THE BRIEFING | Meredith Flynn
Boy Scouts of America President Robert Gates said last week that the organization should end its ban on gay leaders, a move that some Baptist leaders said was inevitable following the Scouts’ decision two years ago to allow gay-identifying youth to join.
“Back when they changed their thinking regarding the boys themselves, I knew that within a year or so they would reverse their stand with the leadership,” Georgia pastor Ernest Easley, chairman of the SBC Executive Committee in 2013, told Baptist Press. That year, messengers to the Southern Baptist Convention adopted a resolution affirming “the right of all families and churches prayerfully to assess their continued relationship with the BSA,” and urging the removal of leadership who sought the policy change “without seeking input from the full range of the Scouting family.”
Gates said May 21 that “Between internal challenges and potential legal conflicts, the BSA finds itself in an unsustainable position, a position that makes us vulnerable to the possibility the courts simply will order us at some point to change our membership policy. We must all understand that this probably will happen sooner rather than later.”
Mentioning councils already operating in defiance of the policy on gay leaders and the Supreme Court’s expected decision on same-sex marriage this year, Gates said, “We must deal with the world as it is, not as we might wish it would be.” The councils’ charters could be revoked, he said, but “such an action would deny the lifelong benefits of scouting to hundreds of thousands of boys and young men today and vastly more in the future.

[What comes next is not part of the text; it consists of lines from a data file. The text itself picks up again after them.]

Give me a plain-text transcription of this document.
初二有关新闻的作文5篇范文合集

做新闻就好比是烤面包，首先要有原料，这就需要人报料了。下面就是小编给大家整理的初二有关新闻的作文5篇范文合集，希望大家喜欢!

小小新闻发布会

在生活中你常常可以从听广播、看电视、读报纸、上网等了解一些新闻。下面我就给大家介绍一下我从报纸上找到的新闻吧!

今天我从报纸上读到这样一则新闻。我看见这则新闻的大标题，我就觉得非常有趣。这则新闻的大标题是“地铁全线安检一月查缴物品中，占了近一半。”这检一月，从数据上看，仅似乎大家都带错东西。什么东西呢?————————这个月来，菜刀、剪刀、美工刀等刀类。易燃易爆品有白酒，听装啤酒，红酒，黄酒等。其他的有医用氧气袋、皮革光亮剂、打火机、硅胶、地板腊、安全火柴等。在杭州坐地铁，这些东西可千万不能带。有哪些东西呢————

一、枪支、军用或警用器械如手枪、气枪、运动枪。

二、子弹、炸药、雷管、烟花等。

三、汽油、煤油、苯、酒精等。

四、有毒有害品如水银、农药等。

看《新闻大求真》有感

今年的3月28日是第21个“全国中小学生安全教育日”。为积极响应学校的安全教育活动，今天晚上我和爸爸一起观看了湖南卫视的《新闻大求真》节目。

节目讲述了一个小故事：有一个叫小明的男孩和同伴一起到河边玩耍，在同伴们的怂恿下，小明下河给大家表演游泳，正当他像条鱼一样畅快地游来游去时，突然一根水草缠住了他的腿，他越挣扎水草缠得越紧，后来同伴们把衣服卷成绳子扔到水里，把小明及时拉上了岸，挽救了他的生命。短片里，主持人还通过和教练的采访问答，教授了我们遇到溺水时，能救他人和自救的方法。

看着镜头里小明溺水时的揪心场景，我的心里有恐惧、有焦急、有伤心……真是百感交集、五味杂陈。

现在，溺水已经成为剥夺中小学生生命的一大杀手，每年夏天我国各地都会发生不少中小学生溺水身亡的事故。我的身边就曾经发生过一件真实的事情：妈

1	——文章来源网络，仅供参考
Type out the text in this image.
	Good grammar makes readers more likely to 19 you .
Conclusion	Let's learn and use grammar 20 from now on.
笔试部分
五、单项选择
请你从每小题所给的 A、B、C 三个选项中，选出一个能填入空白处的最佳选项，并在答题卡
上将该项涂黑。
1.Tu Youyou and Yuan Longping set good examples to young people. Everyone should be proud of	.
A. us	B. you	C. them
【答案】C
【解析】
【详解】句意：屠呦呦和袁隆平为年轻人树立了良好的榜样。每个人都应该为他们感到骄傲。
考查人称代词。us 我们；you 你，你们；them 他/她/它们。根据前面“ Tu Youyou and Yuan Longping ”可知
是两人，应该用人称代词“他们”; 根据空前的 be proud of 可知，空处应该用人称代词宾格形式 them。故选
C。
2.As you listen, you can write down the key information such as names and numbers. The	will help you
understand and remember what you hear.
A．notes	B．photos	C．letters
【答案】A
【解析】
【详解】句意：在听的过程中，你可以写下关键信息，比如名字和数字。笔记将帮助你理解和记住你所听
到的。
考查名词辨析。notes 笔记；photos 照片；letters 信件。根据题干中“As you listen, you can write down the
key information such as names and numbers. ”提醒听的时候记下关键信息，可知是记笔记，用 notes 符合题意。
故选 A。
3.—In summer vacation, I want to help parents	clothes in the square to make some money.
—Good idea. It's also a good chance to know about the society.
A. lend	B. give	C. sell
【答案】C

I will not take that path.”
Gates’ remarks reflect “an attitude that has infected many faith-based and religious organizations—and even entire Christian denominations,” blogged Joe Carter of the Ethics and Religious Liberty Commission. “Like Gates, many religious leaders simply lack the courage to stand up to internally destructive dissidents for fear of losing the broader organization.”
LA Governor signs executive order for religious liberty
After legislators in his state struck down a religious freedom bill May 21, Louisiana Gov. Bobby Jindal signed an executive order designed to protect “people, charities and family-owned businesses with deeply held religious beliefs that marriage is between one man and one woman.”
“We don’t support discrimination in Louisiana and we do support religious liberty,” Jindal said in the order. “These two values can be upheld at the same time.”
Gallup: Support for same-sex marriage at all-time high
60% of Americans support same-sex marriage, Gallup reported last week, up from 55% in 2014. The pollster also found Americans continue to overestimate the number of people who are gay or lesbian.
Theology debate among Arizona churches goes public
A group of churches in Arizona are working across denominational lines against the “progressive Christianity” they see evidenced at a sister church, Bob Smietana reports at ChristianityToday.com. The campaign, which includes a sermon series delivered at eight churches and advertised in the local paper, opposes the theology of The Fountains, a United Methodist church in Fountain Hills, Arizona. Pastor David Felten’s views include support for LBGT rights and rejection of the Virgin Birth, according to CT.
IMB missionary remembered in Malawi
An International Mission Board missionary who died of malaria last week is being remembered as “a mother to all.” Susan Sanson, 67, had been serving in Malawi with her husband, Billy, since 2000. The couple had no children, “but she didn’t feel the gap because we were all [her] children,” posted one student who knew her from her ministry at Chancellor College in Zomba, Malawi.
Illinois pastor details journey through anxiety
In an interview on Crossway.org, Joe Thorn, pastor of Redeemer Fellowship in St. Charles, shares about what he calls “the most difficult season in my personal life,” when anxiety got so bad he considered leaving ministry.
Millennials slightly less tuned in to TV
Barna’s report on what we watch on TV is fun and full of interesting facts, like the number of hours of television Millennials watch compared to older adults. (It’s two hours a day versus five for people 69 and over.) Other findings: Procedural shows scored big among Boomers and Elders, and almost everyone likes “The Big Bang Theory.”